The five steps of focus

  1. Identify the limitation
    Identify the current limitation – or bottleneck –  in the process. 
  2. Exploit the limitation
    Make improvements as to tuning out the limitation while using the correct resources. 
  3. Make sure everything is inferior
    Take another look at all activities in the process, in order to make sure they support the needs of the limitation. 
  4. Evaluate performances
    If the limitation still exists during this step, think about eliminating other activities as well. Repeat this step until the limitation is actually removed. And keep in mind this sometimes means investments should be made. 
  5. Repeat the process
    These five steps of focus are walked through in a cycle In other words, when one limitation is removed, the next can be handled immediately by starting at step one again. 

The process of thinking

This tool has been developed to retrieve the unwanted effect of a limitation and replace it with a new one. Three questions that should be asked to do so are: 

  1. What should be changed? 
  2. To what should it be changed?
  3. Which precise actions lead to this change? 
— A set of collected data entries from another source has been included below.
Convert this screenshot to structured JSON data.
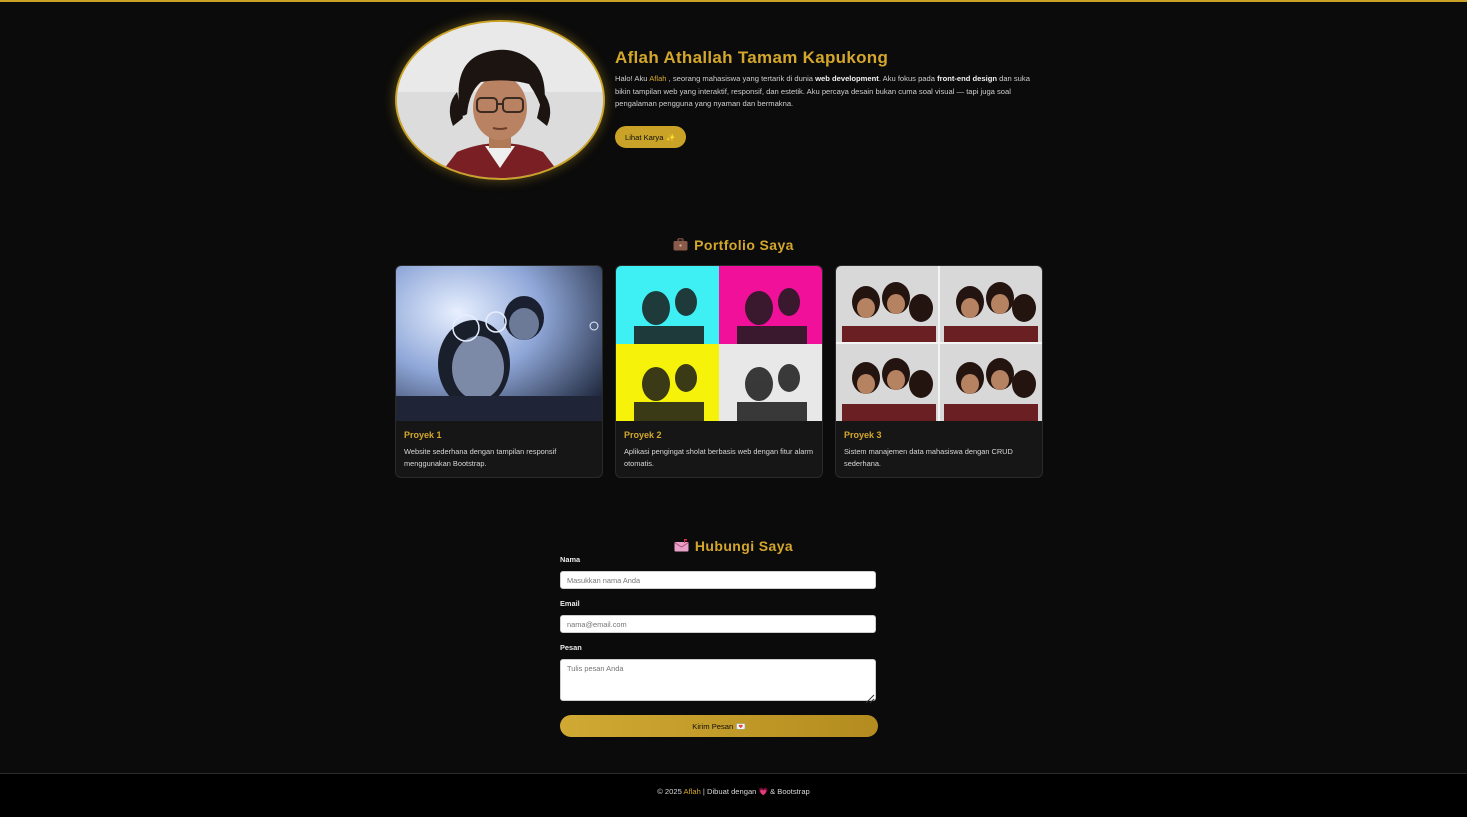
{
  "hero": {
    "name": "Aflah Athallah Tamam Kapukong",
    "bio_1": "Halo! Aku ",
    "bio_name": "Aflah",
    "bio_2": " , seorang mahasiswa yang tertarik di dunia ",
    "bio_bold_1": "web development",
    "bio_3": ". Aku fokus pada ",
    "bio_bold_2": "front-end design",
    "bio_4": " dan suka bikin tampilan web yang interaktif, responsif, dan estetik. Aku percaya desain bukan cuma soal visual — tapi juga soal pengalaman pengguna yang nyaman dan bermakna.",
    "button_label": "Lihat Karya",
    "button_emoji": "✨"
  },
  "portfolio": {
    "icon": "briefcase-icon",
    "title": "Portfolio Saya",
    "cards": [
      {
        "title": "Proyek 1",
        "desc": "Website sederhana dengan tampilan responsif menggunakan Bootstrap."
      },
      {
        "title": "Proyek 2",
        "desc": "Aplikasi pengingat sholat berbasis web dengan fitur alarm otomatis."
      },
      {
        "title": "Proyek 3",
        "desc": "Sistem manajemen data mahasiswa dengan CRUD sederhana."
      }
    ]
  },
  "contact": {
    "icon": "mailbox-icon",
    "title": "Hubungi Saya",
    "name_label": "Nama",
    "name_placeholder": "Masukkan nama Anda",
    "email_label": "Email",
    "email_placeholder": "nama@email.com",
    "message_label": "Pesan",
    "message_placeholder": "Tulis pesan Anda",
    "submit_label": "Kirim Pesan",
    "submit_emoji": "💌"
  },
  "footer": {
    "prefix": "© 2025 ",
    "name": "Aflah",
    "middle": " | Dibuat dengan ",
    "heart": "💗",
    "suffix": " & Bootstrap"
  },
  "colors": {
    "accent": "#d4a72c",
    "background": "#0b0b0b",
    "card": "#161616"
  }
}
Below, you can find some tools that can be applied to fulfill the idea of the process of thinking.

  1. Current reality tree
    Describe the current situation.
  2. Evaporating cloud tree
    Evaluate potential improvements.
  3. Future reality tree
    Describe the future situation.
  4. Strategy and tactics tree
    Compose a plan of action regarding improvements. 

Throughput Accounting

Throughput Accounting is an accounting methodology which tries to eliminate harmful disturbances. It actually arose from traditional accounting methods that threaten the profit of an organisation to decrease. ToC makes an organisation mandatory to sell the entire stock in the foreseeable future. This might lead to an increase of profit on paper, but in reality, stock takes up this profit while it is still unsold. And this same money could be used to make other investments. However, ToC finds decreasing costs less important than focusing on the flow of products.

As said, ToC focuses on throughput accounting with the most important pillars: throughput, investments and operational costs. 

  1. Throughput
    The time in which products are sold to customers.
  2. Investments
    Money that is tight to the organisation instead of usable: stock, machines, building(s), et cetera. 
  3. Operational costs
    Money that is invested in the throughput of an organisation. 

What are the advantages of the Theory of Constraints?

By applying ToC, the following advantages arise: 

  • Increase of profit;
  • Quick improvements;
  • Improved capacity – by eliminating constraints, an organisation becomes able to produce more and more;
  • Decrease of lead time – the process flow will improve;
  • Less stock – the amount of work within a process decreases.

Some examples of ‘Constraints?’

Constraints can be defined as everything that limits an organisation in its progress. In other words, it keeps an organisation from its goal(s). 

  1. Physical
    This includes actual equipment, but other tangible things such as lack of employees or space or shortage of material as well. 
  2. Policy-wise
    The recommended way or working, procedures of the organisation or written agreements. 
  3. Paradigm
    This category contains things such as habits. Think of “Machines should be turned on and working 24/7 in order to keep costs per product as low as possible”.
  4. Demand of the market
    When an organisation produces more than the market demand, it is categorized under demand of the market. 

To conclude, the Theory of Constraints is able to assist you with solving problems regarding limitative factors within your organisation structurally. By applying this method cyclically, your organisational processes will improve continuously.